Sir Thomas White

The Lodge and Chapter are named after Sir Thomas White, a member of the Company. He was believed to have been involved in the founding of the School, but time has proved this not to be the case.

Thomas White was the son of William White, a clothier of Reading and his wife Mary, the daughter of John Kibblewhite of South Fawley. He was brought up in London.

Sir Thomas was twice married, to Avicia (died 1558) and to Joan. A principal member of the guild of Merchant Taylors, he served as Sheriff of London in 1547, and was elected Lord Mayor of London in 1553. He was knighted in the same year by Queen Mary I. He was a member of the commission for the trial of Lady Jane Grey.

In 1555, inspired by the example of Thomas Pope, founder of Trinity College, Oxford, White obtained a royal licence for the foundation of St John’s College, Oxford, dedicated to the patron saint of the Merchant Taylors and established in the buildings of the dissolved Cistercian College of St Bernard.

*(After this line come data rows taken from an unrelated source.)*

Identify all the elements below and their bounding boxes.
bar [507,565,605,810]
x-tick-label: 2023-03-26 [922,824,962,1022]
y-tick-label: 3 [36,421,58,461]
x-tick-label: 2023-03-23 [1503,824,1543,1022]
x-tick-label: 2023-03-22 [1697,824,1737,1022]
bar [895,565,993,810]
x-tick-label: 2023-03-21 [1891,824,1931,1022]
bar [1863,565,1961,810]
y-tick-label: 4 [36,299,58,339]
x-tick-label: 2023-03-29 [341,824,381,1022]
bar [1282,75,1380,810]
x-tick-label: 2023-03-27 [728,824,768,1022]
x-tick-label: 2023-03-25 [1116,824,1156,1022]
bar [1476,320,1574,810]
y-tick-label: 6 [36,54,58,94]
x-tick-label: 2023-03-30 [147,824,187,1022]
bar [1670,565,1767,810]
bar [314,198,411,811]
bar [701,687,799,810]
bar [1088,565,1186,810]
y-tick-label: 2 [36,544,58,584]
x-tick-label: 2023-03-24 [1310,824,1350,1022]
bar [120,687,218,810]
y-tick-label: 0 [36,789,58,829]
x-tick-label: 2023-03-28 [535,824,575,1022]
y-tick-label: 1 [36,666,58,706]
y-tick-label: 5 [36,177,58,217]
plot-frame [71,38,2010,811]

He was involved in the foundation of Merchant Taylors’ School, and made provision that scholars of the college should be nominated from pupils of the school. He also established scholarships at St John’s College, tenable by pupils of Tonbridge School, Bristol Grammar School, Reading School and King Henry VIII School, Coventry where one of the school’s four houses bears his name. He purchased Gloucester Hall and set it up in 1560 as a hall of residence for scholars; this became the basis of the later foundation of Worcester College. As a result of his philanthropy, he was listed in Richard Johnson’s Nine Worthies of London in 1592.